Introduction

Self-monitoring of blood glucose (SMBG) is an important component of a comprehensive diabetes care plan and can help people with diabetes achieve glycemic control [1, 2]. The accuracy of SMBG results is an important consideration because these results are often used to make diabetes management decisions [37]. SMBG helps detect hypoglycemia and hyperglycemia and helps reduce glycemic variability, which has been shown to have an impact on diabetes complications [810]. Because SMBG results can be used to guide the self-care practices of people with diabetes, it is important for the blood glucose monitoring system (BGMS) to provide accurate results [35]. Performance evaluations of BGMSs for regulatory purposes may include the use of criteria of the International Organization for Standardization (ISO 15197:2013 [11]).

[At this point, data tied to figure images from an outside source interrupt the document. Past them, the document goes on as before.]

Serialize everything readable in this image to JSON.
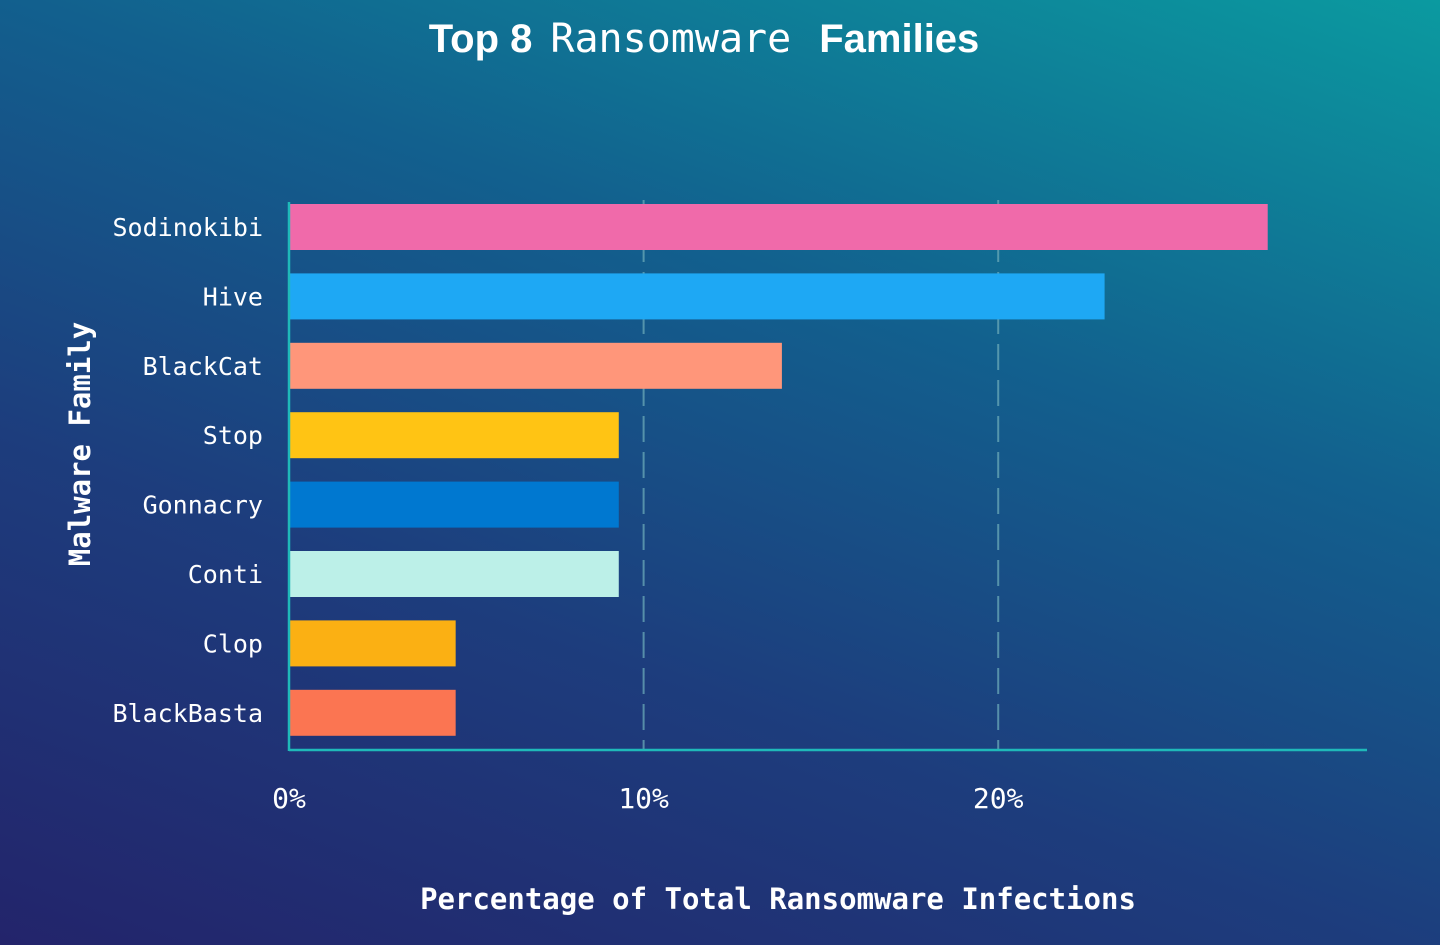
{
  "chart_data": {
    "type": "bar",
    "orientation": "horizontal",
    "title": {
      "part1": "Top 8",
      "part2": "Ransomware",
      "part3": "Families"
    },
    "xlabel": "Percentage of Total Ransomware Infections",
    "ylabel": "Malware Family",
    "xlim": [
      0,
      30.4
    ],
    "xticks": [
      0,
      10,
      20
    ],
    "xtick_labels": [
      "0%",
      "10%",
      "20%"
    ],
    "grid": "vertical dashed",
    "categories": [
      "Sodinokibi",
      "Hive",
      "BlackCat",
      "Stop",
      "Gonnacry",
      "Conti",
      "Clop",
      "BlackBasta"
    ],
    "values": [
      27.6,
      23.0,
      13.9,
      9.3,
      9.3,
      9.3,
      4.7,
      4.7
    ],
    "colors": [
      "#f06aaa",
      "#1ea8f4",
      "#ff967a",
      "#ffc414",
      "#0078d0",
      "#bcf0e8",
      "#fbb013",
      "#fb7552"
    ],
    "axis_color": "#1fb9b9"
  }
}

Furthermore, Parkes-Consensus Error Grid analysis [12] may be used to evaluate the clinical impact of the error in measurement of blood glucose.

ISO guidelines were developed based on the need to establish requirements that result in acceptable performance of BGMSs and to specify procedures for demonstrating conformance. According to ISO guidelines, accuracy is based on the absolute difference of BGMS results from the reference result in lower glucose ranges, and the absolute relative (percent) difference of BGMS results from the reference result in higher glucose ranges; ISO requirements state that ≥95% of results shall fall within specified margins of error [11, 13]. Specifically, the ISO 15197:2003 standard required that ≥95% of results were within ±15 mg/dL (±0.8 mmol/L) or ±20% of the reference result for samples with glucose concentrations <75 mg/dL (<4.2 mmol/L) and ≥75 mg/dL (≥4.2 mmol/L), respectively [13]. Tighter accuracy criteria were adopted with the ISO 15197:2013 standard, which requires that ≥95% of results fall within ±15 mg/dL (±0.8 mmol/L) or ±15% of the reference result for samples with glucose concentrations <100 mg/dL (<5.6 mmol/L) and ≥100 mg/dL (≥5.6 mmol/L), respectively [11]. However, even though commercially available BGMSs have met the accuracy criteria required to be permitted to enter a specific regional market, differences exist in overall performance [1418].

While individual system performance evaluations commonly use ISO criteria to assess accuracy, other types of analyses are well suited for evaluating comparative accuracy among multiple meters. For example, mean absolute relative difference (MARD) is a useful measure for comparing the accuracy of multiple meters in a single study, as it represents the mean difference from the laboratory reference value of all (100%) the glucose measurements obtained [19, 20]. Thus, a lower MARD value indicates better accuracy when comparing multiple BGMSs.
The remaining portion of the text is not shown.